ZEPHYR Z131-04-01 [55.45]

There have been a number of recordings lately featuring Ernest Bloch’s music. This is positive as he is largely known for Schelomo, a Hebrew Rhapsody for cello and orchestra. One quickly discovers that the idiom flavouring Schelomo flavours almost everything else too, though not the violin concerto. Featuring two sizable works, this new recording clearly shows that Bloch felt he had something to say.

The Violin Concerto – once recorded by Menuhin – is likely to be anticipated as the more interesting work. Bloch trained as a violinist prior to turning to composition, and the work proves a curious mixture of North American sources and the Belgian violin and composition schools out of which he graduated.

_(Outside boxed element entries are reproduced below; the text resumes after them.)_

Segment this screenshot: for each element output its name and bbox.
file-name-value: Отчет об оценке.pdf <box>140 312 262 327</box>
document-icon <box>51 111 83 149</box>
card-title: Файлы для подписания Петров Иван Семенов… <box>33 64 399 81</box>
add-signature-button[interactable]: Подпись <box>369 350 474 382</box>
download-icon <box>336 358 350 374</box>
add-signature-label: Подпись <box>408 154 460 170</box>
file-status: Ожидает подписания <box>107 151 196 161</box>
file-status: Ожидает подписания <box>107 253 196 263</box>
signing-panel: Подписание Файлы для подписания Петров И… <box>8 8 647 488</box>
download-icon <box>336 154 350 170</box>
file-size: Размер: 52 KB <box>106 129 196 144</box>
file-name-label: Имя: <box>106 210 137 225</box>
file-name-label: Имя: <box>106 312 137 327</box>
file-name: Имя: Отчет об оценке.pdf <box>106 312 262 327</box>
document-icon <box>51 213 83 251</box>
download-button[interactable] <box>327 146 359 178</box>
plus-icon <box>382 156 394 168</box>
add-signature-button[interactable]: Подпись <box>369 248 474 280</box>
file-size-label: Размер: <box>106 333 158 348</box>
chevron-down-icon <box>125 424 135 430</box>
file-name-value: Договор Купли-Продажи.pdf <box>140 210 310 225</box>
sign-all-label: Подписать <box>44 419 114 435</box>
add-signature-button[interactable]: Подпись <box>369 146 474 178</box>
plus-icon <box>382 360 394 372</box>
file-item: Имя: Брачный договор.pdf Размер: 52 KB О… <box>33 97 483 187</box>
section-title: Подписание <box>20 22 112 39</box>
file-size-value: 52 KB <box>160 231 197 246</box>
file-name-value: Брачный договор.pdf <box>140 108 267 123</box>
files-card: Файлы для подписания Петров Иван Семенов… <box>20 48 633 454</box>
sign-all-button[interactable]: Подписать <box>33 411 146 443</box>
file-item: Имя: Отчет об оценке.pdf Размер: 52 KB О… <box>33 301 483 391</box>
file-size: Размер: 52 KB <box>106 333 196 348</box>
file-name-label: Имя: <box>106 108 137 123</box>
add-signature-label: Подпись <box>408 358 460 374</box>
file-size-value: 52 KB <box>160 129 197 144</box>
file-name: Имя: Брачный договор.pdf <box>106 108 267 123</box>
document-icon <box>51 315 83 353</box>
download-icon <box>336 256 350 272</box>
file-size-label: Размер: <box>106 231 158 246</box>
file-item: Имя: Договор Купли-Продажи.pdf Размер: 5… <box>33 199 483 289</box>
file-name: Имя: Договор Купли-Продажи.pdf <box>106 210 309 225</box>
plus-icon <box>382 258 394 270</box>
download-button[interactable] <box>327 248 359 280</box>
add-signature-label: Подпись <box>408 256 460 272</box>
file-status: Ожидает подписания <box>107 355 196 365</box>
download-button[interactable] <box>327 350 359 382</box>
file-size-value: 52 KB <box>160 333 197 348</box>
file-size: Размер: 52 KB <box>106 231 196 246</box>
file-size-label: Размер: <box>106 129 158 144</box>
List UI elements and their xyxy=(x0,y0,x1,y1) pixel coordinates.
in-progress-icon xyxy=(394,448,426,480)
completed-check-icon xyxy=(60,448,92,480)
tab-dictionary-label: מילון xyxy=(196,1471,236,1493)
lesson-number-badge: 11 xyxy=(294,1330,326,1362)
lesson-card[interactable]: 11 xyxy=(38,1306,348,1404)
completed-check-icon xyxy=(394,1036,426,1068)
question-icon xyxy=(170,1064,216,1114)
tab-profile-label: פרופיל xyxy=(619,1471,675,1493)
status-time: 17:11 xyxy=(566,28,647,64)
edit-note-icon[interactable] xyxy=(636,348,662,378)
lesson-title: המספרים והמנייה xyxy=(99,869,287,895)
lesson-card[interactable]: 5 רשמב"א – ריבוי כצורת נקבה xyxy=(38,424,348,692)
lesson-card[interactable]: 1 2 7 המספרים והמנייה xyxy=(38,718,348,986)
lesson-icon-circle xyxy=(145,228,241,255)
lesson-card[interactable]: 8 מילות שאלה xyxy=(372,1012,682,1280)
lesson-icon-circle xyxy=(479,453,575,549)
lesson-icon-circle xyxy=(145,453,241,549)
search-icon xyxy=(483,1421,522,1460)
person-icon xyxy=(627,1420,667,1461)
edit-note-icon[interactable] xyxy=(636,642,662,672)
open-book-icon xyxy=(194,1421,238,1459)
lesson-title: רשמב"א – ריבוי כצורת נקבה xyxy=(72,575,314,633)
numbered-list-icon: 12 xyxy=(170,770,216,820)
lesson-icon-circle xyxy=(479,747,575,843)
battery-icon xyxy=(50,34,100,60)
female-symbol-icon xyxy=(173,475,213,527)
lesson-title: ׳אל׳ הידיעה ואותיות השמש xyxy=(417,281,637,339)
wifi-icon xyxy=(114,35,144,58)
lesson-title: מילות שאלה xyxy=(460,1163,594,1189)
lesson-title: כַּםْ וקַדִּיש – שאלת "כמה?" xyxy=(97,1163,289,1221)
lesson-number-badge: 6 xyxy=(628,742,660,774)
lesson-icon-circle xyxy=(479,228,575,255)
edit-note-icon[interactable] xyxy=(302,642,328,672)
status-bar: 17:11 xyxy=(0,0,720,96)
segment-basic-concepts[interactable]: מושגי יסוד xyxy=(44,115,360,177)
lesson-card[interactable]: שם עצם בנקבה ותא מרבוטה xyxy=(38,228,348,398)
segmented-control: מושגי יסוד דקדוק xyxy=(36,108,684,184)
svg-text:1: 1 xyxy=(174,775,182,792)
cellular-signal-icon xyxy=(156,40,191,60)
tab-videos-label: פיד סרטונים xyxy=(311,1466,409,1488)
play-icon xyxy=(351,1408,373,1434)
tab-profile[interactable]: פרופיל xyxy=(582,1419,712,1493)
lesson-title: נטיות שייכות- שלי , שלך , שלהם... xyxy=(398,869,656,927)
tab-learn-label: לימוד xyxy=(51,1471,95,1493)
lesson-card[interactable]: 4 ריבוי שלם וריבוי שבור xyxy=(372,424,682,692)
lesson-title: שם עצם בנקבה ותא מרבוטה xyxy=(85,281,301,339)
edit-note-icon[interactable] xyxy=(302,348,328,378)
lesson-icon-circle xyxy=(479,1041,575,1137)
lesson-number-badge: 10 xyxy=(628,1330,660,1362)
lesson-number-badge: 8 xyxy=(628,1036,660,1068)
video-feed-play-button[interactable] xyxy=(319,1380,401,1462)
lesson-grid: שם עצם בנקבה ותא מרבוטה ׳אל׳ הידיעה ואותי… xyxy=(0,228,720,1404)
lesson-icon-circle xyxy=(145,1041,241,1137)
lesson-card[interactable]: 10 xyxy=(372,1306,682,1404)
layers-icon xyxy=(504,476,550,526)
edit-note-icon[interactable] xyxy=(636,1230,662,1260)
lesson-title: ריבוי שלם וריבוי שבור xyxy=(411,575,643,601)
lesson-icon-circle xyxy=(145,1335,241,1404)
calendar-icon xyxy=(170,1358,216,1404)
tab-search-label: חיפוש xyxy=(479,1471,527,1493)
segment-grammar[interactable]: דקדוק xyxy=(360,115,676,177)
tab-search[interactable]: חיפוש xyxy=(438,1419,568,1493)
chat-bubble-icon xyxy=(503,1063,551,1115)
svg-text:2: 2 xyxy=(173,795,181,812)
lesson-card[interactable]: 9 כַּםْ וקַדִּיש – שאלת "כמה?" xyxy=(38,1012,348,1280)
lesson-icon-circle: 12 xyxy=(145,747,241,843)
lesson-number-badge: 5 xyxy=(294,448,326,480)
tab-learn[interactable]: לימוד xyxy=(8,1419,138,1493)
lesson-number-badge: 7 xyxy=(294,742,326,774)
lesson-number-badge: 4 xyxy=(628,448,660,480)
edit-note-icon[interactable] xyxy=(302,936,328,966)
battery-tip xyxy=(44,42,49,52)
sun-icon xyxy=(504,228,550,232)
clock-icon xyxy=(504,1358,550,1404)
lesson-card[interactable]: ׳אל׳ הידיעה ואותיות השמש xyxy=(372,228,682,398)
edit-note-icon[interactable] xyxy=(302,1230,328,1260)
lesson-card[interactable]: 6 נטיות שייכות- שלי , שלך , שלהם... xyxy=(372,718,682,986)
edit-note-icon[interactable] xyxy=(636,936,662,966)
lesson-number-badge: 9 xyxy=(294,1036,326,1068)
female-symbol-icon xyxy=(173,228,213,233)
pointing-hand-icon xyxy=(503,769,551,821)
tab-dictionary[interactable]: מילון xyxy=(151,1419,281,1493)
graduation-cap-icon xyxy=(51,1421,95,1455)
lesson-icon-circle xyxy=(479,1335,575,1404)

The opening quotes at least eight themes, none of which is really developed that far, though one based on North American sources proves more memorable than the rest. For an allegro deciso of over 17 minutes, I was surprised how little deciso came through in performance. There are shortish bursts for tutti orchestra, and these are weightily given, but much of the opening movement seems strangely wayward. The andante is atmospheric in its lines for the wind instruments placed against Lupu’s finely strung violin solo. Here, as earlier, he steers a path that allows bite, beauty and body to his tone. Thematically though, the movement is slight.

The closing deciso opens with brass and strings against a jaunty solo line which Lupu uses to further display both quality and fluency. As with the first movement any impetus initially created is soon dispelled as Bloch moves from one textural colour to another. The orchestra captures these colours, and it is hard to imagine the homogenised sound of a western orchestra doing so with as much individuality. Hobson’s direction, for the most part unfussy, cannot disguise the shortcomings evident in the composer’s imagination. My main reservation concerns the recorded sound, as it’s somewhat distant. It does no favours to the performers who are capable of more than the recording really displays.

The Concerto Grosso (the first of two) opens with a short, rather four-square, prelude given forthrightly. Any problems with the recording have been corrected, as the performance is much more immediate. Hobson’s piano obbligato is made of sturdy stuff. The second movement dirge might have been more obviously depressing were it not for the orchestral weight and shading that frequently gives the performance a chamber music air. There are also plenty of opportunities for orchestral solos to come through: violin, viola and cello – all register keenly on the ear. The pastorale and rustic dances bring a refined view of the country to the proceedings, to which impetus is added by Hobson’s playing and the flexibility of tempi, to which the orchestra readily respond. The closing fugue-allegro is the point at which any indebtedness to the Handelian concerto grosso is most noticeable. Bloch’s orchestration announces it as something entirely of twentieth century origins without once endangering any tonal sensibilities.

David Z. Kushner’s six page booklet note makes the case for Bloch’s music in the face of narrow criticism. In the end though, it is the music that must convince, and it just does not quite do that. These might be works for occasional listening but they are given committed performances, and a pleasure to hear Romanian forces reaching a wider international audience. A great pity the recording ambience lets the violin concerto down.